Both these episodes of fake news in American history arose as a reaction against a political elite whose members did not have the best interests of the American people at heart—be it Franklin’s British aristocracy or Bryan’s financial elite. Might not today’s outbreak of fake news signal that we are presently experiencing a similar period?
Two eminent political scientists recently argued in Foreign Affairs that the “liberal order is rigged.” While well-educated Americans have seen their incomes swell, the incomes of poorly-educated Americans have fallen by a quarter in recent decades. Little in the way of a safety net exists to catch those whose boats have not been lifted by an ostensibly rising tide. The two authors admit they had been blind to this problem until the rise of populism and fake news alerted them to a larger, uncomfortable truth. Similarly, as the 2016 election went on and worries about fake news piled up among the American elite, the New York Times ran a grudgingly positive review of J.D. Vance’s book Hillbilly Elegy: a memoir about the white rural poor in Appalachia, one of many groups seemingly excluded from this liberal order. It is not unreasonable to suggest that fake news may have helped jolt the Times into gritting its teeth and extending greater attention to segments of the American people it had long been more content to ignore.

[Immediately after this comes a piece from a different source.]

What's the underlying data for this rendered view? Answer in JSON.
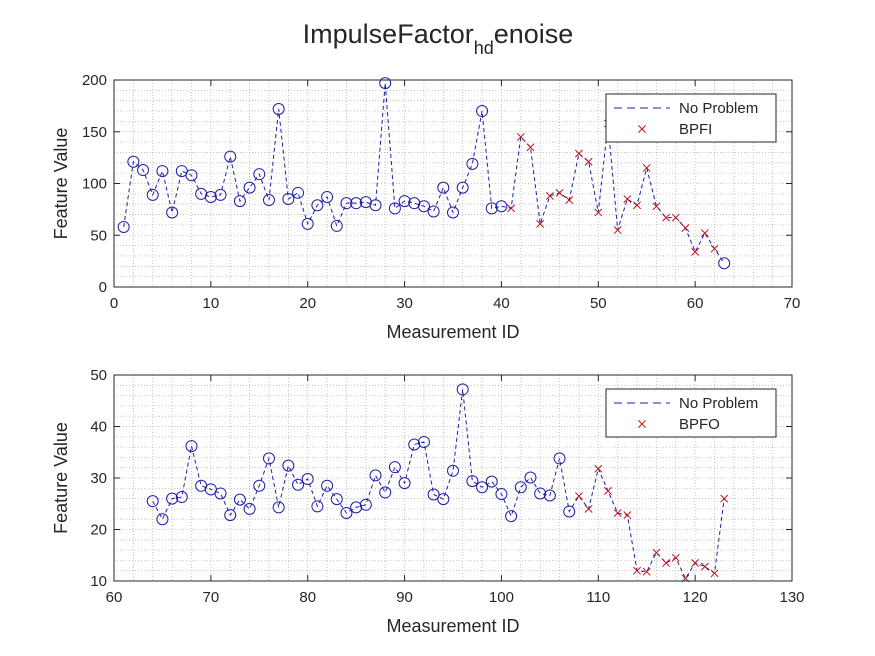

It may be contended that the rise of new media through platforms such as Facebook has transformed fake news from something innocuous to a genuine threat. This view, while understandable, should be considered disproportionate and ahistorical. If the speed and volume by which these stories can be transmitted has increased, it is only because the speed by which all information travels has increased. Today, a trumped-up story may reach a million pairs of eyes instead of ten thousand, but never again will an entire town be hoodwinked by a report that the wrong presidential candidate has won—as the readers of the Iola Register were by false reports of Bryan’s victory over Taft in 1896. The reach of fake news stories online has, moreover, been much exaggerated: Stanford political scientist Morris Fiorina argues in his new book that these stories reached only a small fraction of Americans during the most recent election cycle.
The proliferation of false stories and attacks on reputable media outlets may make us uncomfortable, but history demonstrates that there is little to fear in terms of long-term erosion of societal norms. Instead, the return of fake news should be recognized as a normal feature of a society undergoing democratic reinvigoration within a market of ideas and media. If a decadent establishment is being shocked into re-engagement with the people it represents, the positive consequences of this transition will outlast the temporary unpleasantness of fake news. If we are indeed the good democrats we profess to be, we should find the strength to take a modicum of joy in the notion that a popular fury has been unleashed on an American elite which is at least as complacent as that of 1894.